Narcissist- Ghosting and Abandonment



Another video to get me by today. Im so heartbroken. I just don't understand how you can give 3 years of your life to someone and when challenges arise in the relationship or if a partner feels hurt "Normal" people comminucate, confront the issue and rise above the situation. They work through it. All relationships take work. Especially if deep love is present.

I still am blindsighted how a person can draw conclusions in their own mind based on lies and false accusations and with no communication with their loved one or explanation disregard your feelings and abandoning or "ghosting" the relationship entirely. You are then left thinking, "What the hell just happened?".

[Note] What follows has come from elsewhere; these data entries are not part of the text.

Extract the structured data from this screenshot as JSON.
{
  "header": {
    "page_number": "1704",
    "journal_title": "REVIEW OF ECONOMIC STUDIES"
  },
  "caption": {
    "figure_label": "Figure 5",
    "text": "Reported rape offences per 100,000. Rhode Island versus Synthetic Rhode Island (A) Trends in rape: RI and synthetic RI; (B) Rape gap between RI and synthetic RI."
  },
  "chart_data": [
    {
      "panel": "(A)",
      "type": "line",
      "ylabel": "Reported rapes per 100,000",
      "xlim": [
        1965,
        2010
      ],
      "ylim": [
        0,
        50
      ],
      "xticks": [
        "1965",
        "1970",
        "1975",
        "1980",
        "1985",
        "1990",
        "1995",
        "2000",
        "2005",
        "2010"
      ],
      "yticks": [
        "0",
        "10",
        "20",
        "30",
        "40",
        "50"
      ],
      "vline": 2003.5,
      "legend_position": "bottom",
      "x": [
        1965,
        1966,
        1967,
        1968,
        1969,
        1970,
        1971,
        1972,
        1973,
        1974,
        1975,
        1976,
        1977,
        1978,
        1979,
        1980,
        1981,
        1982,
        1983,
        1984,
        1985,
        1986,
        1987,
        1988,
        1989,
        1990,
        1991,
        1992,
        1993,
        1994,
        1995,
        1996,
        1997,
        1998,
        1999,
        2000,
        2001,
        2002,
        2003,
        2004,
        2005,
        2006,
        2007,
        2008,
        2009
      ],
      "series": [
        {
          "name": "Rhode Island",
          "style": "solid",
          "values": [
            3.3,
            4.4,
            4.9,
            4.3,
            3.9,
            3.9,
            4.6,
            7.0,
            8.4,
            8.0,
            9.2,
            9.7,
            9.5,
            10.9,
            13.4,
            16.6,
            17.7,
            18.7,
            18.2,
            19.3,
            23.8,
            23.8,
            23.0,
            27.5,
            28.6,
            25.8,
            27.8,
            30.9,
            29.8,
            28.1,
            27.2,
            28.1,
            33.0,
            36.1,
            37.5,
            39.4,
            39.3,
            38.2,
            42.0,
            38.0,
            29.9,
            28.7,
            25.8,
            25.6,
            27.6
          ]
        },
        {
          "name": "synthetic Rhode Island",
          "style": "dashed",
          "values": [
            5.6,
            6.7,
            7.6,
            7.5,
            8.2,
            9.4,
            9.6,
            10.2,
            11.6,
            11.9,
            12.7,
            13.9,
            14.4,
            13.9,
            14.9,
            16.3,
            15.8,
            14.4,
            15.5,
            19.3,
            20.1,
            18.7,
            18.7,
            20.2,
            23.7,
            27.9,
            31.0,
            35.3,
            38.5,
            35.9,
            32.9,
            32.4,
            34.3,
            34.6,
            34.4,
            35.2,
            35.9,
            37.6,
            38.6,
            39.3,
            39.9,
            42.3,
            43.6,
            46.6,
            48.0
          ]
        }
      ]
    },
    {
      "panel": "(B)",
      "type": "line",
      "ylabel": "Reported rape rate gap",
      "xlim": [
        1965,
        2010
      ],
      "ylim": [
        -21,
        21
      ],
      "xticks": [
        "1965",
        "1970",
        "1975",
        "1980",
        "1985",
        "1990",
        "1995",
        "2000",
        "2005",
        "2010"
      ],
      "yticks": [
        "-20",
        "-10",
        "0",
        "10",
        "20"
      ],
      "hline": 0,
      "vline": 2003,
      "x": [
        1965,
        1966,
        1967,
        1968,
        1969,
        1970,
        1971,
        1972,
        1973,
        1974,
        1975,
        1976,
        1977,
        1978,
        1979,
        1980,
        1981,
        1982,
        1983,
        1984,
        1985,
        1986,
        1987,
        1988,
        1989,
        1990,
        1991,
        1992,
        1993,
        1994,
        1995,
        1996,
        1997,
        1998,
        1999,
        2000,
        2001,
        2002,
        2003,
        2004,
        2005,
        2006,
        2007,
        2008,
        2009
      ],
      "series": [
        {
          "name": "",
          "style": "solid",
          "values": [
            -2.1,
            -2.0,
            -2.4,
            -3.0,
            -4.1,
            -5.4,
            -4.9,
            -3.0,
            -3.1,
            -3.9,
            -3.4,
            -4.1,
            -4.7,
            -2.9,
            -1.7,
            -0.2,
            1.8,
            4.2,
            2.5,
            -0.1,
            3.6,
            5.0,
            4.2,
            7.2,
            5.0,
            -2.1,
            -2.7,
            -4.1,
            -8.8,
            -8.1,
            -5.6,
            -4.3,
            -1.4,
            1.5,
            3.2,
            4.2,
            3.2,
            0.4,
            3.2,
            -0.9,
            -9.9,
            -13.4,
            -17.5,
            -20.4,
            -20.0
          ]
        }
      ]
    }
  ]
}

In my case, after getting back on track with one another and working as a team to build ...the week prior was beautiful. Spending time together, connecting, love-bombed with kisses, etc. Then comes 4th of July. I planned for us to have a picnic under the stars and fireworks. I've been talking about it all month. I grew up not missing a holiday and every holiday or special occasion is always celebrated. So here I go making my way to the store to get things prepared for our evening and upon returning home...he was gone. I assumed he needed space but after several hours and nightfall was coming I began texting and looking for him. I then started to get texts of how much of a disgusting person I am, how evil I am, calling me degrading names and stating false accusations. I waited for him to come home. He never did and hasn't been home since. I am clueless. What just happened? I cried so hard that night like I've never cried before. Luckily, my mother helped me through the pain and abandonment.

Now, your just left with so many unanswered questions.

How will I ever move on? Will I recover?